Saidu bekam keines der neuen Ebola-Medikamente. Er hatte nur dieses Radio. Meistens hörte er BBC, mal einen Lokalsender, mal Fußball, mal Musik, vor allem aber saugte er die Nachrichten über das Leben in seiner Gemeinde förmlich auf. Auf der Isolationsstation blieb er jedoch für sich und vermied strikt jeglichen Kontakt zu den anderen Erkrankten. Bei vielen waren die Symptome weit ausgeprägter als bei ihm, sie erbrachen sich oder litten unter inneren und äußeren Blutungen. Saidu wollte seinem Körper unter keinen Umständen dem Risiko eines weiteren Kontakts mit einem Ebola-Erkrankten aussetzen.

Nach einer Woche ging es ihm besser. Er gehörte zu den wenigen, die Antikörper gegen die Krankheit entwickelten. Mitte Juli, nach zehn Tagen, wurde er aus der Isolationsstation entlassen. Ob er noch Schmerzen habe? Saidu antwortet wie schon während des gesamten Telefonats mit kräftiger Stimme, fast so, als richte er das Wort an die ganze Nation: „Ich glaube, du kannst hören, dass ich wieder stark bin. Wir können diese Krankheit besiegen. Ich bin der beste Beweis.“ Seines Glücks ist er sich dabei durchaus bewusst. Saidu weiß, dass er trotz Optimismus und Vernunft hätte sterben können – wie so viele andere. Ihm geht es eher um den gesellschaftlichen Umgang mit Ebola. Tabu und Unkenntnis gehören weiter zu den größten Herausforderungen. Als er nach seiner Krankheit nach Koindu zurückkehrte, verließ sein Onkel den Raum, als er ihn sah. Eine Heilung schien ihm unmöglich. Dass sein Neffe nicht länger ansteckend war, wollte er nicht glauben.

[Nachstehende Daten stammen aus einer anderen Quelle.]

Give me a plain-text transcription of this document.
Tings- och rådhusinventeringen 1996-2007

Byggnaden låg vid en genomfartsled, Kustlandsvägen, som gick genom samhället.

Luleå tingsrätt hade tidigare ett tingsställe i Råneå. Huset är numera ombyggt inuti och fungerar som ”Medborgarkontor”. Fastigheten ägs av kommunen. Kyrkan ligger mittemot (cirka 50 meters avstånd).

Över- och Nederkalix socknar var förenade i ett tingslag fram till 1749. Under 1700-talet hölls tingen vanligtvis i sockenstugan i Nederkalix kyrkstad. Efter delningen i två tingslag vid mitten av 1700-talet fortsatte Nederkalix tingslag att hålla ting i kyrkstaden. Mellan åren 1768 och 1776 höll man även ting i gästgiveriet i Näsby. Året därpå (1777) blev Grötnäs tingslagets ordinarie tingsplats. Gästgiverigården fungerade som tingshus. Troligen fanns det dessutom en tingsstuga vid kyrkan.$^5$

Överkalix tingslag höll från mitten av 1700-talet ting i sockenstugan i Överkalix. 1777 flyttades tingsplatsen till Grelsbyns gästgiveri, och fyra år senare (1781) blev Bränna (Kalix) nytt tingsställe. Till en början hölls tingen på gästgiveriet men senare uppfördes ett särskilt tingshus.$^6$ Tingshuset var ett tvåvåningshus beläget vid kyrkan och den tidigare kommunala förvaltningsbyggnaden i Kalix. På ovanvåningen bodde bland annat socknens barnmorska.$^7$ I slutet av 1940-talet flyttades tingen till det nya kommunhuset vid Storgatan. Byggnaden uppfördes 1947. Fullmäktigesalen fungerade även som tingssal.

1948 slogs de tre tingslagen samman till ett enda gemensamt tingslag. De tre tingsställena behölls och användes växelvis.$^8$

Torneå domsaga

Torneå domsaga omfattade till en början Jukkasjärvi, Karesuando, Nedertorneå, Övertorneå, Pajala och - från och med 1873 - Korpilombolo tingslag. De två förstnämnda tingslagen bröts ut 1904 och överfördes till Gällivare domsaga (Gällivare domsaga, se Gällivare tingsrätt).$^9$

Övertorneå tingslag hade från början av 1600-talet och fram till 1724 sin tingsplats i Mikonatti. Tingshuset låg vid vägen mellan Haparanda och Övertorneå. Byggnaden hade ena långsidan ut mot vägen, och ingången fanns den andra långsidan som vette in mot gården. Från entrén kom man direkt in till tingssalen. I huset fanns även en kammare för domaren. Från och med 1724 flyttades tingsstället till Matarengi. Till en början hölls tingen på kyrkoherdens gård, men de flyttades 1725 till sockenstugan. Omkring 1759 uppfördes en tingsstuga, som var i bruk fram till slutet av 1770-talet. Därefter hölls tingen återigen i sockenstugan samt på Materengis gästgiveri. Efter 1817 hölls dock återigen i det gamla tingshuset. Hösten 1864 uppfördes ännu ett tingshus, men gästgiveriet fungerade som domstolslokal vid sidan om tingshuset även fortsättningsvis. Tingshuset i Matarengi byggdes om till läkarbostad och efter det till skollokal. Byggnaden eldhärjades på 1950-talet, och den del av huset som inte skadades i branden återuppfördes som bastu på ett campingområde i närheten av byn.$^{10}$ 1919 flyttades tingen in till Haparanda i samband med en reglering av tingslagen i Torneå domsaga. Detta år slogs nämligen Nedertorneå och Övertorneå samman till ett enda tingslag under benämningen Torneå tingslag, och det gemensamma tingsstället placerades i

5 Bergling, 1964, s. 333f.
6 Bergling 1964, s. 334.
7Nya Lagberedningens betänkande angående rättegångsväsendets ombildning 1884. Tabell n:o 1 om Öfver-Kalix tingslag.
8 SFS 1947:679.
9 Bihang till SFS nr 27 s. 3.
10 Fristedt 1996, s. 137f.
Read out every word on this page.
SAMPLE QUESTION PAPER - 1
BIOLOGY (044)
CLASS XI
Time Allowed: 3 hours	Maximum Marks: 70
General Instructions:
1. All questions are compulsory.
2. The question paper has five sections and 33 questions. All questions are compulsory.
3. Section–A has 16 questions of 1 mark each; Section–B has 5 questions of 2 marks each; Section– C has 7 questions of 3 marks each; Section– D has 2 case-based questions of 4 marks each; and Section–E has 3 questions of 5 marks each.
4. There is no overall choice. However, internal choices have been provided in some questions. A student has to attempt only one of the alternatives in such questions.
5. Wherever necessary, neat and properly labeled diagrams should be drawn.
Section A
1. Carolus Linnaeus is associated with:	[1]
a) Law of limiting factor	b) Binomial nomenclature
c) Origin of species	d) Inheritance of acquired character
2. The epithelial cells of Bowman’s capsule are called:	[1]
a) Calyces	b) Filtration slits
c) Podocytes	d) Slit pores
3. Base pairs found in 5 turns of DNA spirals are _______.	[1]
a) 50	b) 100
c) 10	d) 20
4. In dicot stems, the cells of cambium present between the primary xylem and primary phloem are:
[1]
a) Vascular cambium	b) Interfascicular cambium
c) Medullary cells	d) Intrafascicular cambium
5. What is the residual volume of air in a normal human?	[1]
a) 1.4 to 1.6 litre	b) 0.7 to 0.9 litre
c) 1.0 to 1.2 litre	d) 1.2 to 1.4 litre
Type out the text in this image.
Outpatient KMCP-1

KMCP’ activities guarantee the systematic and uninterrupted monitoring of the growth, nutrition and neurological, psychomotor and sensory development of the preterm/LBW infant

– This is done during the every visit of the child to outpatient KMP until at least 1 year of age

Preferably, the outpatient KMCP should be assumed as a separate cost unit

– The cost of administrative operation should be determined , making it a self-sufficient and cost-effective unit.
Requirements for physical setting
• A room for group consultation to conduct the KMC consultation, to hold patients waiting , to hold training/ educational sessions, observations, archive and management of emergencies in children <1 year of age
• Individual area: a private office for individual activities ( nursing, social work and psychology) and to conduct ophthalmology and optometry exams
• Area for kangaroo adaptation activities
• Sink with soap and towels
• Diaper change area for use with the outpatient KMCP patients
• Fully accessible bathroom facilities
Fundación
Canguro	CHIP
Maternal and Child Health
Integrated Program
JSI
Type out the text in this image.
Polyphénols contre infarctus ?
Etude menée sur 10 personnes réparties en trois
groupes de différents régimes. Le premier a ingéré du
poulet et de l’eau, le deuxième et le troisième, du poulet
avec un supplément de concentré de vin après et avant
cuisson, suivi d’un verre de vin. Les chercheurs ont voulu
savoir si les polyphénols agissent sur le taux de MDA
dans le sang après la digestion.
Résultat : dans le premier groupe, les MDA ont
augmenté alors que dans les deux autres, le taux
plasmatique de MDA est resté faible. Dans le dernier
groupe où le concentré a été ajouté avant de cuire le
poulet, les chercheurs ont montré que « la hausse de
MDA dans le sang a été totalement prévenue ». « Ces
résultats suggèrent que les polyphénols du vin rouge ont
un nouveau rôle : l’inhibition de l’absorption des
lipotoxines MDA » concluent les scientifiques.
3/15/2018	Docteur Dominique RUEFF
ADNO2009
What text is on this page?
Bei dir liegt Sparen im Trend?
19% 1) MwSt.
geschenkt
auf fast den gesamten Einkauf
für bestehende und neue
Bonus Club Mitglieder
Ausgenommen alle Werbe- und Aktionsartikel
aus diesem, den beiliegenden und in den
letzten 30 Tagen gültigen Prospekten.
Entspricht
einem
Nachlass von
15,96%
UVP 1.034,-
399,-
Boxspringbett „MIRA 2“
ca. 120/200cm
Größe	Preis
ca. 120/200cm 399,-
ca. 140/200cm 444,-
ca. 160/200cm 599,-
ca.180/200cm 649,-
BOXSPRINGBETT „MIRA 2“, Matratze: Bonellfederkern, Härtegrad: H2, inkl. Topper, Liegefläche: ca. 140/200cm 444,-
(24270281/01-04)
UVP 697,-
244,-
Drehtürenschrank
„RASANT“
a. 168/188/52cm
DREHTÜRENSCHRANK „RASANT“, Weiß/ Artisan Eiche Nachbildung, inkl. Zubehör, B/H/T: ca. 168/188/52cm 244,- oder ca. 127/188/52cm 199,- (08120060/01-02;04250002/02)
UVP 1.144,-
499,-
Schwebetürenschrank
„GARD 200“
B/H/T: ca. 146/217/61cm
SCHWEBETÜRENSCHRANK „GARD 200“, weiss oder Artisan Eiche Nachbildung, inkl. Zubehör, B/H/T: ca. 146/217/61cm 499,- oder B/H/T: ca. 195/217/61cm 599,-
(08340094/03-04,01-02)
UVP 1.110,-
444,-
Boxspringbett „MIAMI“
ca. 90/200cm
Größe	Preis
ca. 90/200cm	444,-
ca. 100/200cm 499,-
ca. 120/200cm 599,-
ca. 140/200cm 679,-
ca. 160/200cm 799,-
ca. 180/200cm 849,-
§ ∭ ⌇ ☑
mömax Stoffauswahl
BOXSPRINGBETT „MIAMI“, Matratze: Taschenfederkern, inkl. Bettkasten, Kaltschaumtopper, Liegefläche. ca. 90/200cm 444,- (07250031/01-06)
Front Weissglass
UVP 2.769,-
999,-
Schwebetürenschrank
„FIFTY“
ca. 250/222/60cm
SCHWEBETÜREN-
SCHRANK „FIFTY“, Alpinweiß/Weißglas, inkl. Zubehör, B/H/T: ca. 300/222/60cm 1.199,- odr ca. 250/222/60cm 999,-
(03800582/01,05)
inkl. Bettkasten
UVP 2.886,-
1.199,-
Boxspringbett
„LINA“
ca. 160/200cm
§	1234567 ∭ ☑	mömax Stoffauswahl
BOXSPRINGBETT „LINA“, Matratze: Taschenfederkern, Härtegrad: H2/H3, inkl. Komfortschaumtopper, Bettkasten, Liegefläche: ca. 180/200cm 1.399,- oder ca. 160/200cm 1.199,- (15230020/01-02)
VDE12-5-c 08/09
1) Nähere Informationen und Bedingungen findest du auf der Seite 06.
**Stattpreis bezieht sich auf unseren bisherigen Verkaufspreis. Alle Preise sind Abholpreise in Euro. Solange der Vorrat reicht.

Saidu will auch sein zweites Leben dem Kampf gegen die Krankheit widmen. So langsam würden die falschen Mythen um die Krankheit weniger, sagt er. Aber die Menschen müssten verstärkt mit den Behörden kooperieren und in die Krankenhäuser gehen, und nicht etwa zu traditionellen Heilern. Aber viele Krankenhäuser sind geschlossen, weil das Personal die Arbeit verweigert.

Weit über 100 Mediziner sind an Ebola gestorben, noch immer fehlt es vielerorts an der überlebenswichtigen Schutzkleidung. In diesem Jahr, glaubt Saidu, wird die Epidemie nicht mehr gestoppt werden können.